Une membre de la Fed met en garde contre une baisse trop rapide des taux
latribune.fr
Selon Michelle Bowman, il existe « plus de risques du côté de la stabilité des prix, en particulier dans la mesure où le marché de l'emploi reste proche du plein emploi, même s'il est possible que nous finissions par observer une détérioration des...
Michelle Browman a affirmé que diminuer trop fortement les taux directeurs de la Reserve fédérale américaine, lors des prochaines réunions, pourrait relancer l'inflation.
La bataille contre l'inflation ne serait donc pas finie? Pour Michelle Bowman, membre du bureau des gouverneurs de la Fed, une baisse trop rapide de ses taux directeurs par la Réserve fédérale (Fed) pourrait présenter le risque de « stimuler la demande sans nécessité et potentiellement relancer les pressions inflationnistes », a-t-elle alerté ce mercredi.
Pour rappel, après avoir longtemps patienté, la Fed est entrée dans un cycle de baisse de ses taux, qui ont été ramenés lors de la dernière réunion, au lendemain des élections présidentielles aux Etats-Unis, à une fourchette comprise entre 4,50% et 4,75%.
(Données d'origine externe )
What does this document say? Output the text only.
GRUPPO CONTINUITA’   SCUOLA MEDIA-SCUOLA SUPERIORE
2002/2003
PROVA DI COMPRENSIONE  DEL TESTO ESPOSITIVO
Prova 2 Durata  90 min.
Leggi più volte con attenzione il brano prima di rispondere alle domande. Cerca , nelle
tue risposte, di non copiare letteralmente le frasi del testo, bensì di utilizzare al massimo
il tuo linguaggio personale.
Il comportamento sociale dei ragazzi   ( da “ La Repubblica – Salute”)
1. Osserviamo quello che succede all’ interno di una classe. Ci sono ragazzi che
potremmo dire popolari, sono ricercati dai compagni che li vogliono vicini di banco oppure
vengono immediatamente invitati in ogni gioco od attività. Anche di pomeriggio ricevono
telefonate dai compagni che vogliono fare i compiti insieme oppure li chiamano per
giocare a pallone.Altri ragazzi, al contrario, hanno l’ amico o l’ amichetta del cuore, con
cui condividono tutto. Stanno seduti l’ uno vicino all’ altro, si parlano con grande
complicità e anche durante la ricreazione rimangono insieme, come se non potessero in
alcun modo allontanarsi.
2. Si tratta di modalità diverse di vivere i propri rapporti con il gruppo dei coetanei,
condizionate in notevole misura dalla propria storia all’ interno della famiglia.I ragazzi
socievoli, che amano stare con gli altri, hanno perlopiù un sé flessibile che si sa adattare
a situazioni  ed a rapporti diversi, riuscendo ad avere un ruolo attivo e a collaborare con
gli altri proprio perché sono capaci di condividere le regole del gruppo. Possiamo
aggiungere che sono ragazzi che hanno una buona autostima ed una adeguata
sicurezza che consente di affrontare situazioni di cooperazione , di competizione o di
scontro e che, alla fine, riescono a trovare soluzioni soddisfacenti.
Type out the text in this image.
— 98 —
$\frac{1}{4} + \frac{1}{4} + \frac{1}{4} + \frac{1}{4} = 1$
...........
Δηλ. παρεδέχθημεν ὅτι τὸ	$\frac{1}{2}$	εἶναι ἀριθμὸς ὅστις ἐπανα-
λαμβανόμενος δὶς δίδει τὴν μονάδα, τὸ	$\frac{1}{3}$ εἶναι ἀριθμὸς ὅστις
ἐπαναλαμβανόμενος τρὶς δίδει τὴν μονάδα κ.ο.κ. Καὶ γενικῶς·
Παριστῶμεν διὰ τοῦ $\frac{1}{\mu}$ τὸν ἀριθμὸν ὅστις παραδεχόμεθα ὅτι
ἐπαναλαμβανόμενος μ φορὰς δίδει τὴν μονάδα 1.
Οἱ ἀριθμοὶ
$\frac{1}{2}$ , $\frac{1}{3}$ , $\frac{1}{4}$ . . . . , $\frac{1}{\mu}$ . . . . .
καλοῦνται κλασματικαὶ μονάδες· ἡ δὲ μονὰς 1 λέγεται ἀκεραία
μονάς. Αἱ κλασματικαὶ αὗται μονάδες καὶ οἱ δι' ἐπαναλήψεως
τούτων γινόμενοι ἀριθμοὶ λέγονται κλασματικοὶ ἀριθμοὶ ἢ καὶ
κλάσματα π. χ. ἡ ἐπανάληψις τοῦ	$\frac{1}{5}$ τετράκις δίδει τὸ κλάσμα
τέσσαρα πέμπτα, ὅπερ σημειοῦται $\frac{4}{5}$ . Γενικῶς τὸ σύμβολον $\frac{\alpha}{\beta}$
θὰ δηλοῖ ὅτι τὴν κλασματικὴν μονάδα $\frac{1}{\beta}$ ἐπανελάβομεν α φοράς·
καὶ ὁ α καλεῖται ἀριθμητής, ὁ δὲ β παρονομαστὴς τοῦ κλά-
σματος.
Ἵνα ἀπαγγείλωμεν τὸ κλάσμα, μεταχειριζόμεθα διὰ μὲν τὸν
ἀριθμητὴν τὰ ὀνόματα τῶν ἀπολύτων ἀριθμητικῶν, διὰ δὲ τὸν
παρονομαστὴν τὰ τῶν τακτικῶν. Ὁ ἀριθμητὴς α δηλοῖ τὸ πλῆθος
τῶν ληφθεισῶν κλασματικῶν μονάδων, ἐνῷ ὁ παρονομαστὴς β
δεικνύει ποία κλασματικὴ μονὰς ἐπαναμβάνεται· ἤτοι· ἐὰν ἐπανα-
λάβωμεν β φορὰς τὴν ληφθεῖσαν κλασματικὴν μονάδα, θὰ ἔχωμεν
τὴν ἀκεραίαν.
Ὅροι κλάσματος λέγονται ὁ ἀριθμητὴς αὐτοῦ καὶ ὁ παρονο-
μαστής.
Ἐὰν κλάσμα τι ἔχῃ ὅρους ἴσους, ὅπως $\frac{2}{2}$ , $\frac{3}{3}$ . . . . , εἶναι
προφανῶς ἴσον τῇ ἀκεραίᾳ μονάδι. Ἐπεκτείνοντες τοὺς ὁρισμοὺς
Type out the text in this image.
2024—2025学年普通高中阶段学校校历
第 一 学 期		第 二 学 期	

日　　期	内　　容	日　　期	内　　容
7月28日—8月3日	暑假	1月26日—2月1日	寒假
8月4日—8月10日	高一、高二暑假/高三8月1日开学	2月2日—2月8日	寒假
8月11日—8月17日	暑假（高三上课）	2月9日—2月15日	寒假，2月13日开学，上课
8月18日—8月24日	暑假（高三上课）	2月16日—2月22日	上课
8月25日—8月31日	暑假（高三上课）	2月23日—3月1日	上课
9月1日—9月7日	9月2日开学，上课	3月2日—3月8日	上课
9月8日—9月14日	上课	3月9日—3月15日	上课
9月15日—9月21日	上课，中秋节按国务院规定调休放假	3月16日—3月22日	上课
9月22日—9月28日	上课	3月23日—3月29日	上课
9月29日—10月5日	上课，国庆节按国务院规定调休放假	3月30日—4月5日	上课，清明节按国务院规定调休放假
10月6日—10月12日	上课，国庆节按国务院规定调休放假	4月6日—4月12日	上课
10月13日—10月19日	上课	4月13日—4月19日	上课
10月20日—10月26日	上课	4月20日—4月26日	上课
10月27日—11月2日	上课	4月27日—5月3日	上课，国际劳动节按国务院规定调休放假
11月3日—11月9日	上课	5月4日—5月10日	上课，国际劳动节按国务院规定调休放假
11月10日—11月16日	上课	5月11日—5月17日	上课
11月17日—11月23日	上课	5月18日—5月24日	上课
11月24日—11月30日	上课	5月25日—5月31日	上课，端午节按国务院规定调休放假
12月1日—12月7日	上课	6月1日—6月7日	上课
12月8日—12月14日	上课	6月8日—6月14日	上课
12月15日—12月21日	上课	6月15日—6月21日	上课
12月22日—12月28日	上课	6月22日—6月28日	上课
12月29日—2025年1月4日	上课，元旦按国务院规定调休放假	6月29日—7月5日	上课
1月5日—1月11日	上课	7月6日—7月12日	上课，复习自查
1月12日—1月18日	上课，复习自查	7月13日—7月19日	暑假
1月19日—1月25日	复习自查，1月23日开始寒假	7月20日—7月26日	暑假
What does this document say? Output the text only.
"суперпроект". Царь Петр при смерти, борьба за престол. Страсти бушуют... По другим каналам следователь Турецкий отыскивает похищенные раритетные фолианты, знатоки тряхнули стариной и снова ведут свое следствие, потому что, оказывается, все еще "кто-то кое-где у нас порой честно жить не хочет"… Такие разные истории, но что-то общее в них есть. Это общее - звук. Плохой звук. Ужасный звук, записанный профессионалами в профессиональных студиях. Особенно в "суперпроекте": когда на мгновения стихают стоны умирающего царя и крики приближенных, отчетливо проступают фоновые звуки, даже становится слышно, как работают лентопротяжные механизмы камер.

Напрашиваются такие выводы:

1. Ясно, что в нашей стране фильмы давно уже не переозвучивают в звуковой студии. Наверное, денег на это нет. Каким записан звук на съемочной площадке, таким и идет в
« Nous avons observé des progrès considérables dans la lutte contre l'inflation depuis le début de l'année 2023 mais ces progrès semblent ralentir ces derniers mois », a souligné Michelle Bowman. Or, selon la gouverneure, il existe « plus de risques du côté de la stabilité des prix, en particulier dans la mesure où le marché de l'emploi reste proche du plein emploi, même s'il est possible que nous finissions par observer une détérioration des conditions d'emploi ».
Incertitude sur la direction de l'économie
Les responsables de la banque centrale américaine, à commencer par son président Jerome Powell, ont insisté à de nombreuses reprises sur la nécessité de s'appuyer sur les données disponibles pour déterminer de l'évolution de la politique monétaire de la Fed.
Justement, ces données soulignent «l'incertitude existante, alors que de nombreuses variables peuvent faire évoluer les conditions économiques à l'avenir, cela doit nous inciter à faire preuve de prudence».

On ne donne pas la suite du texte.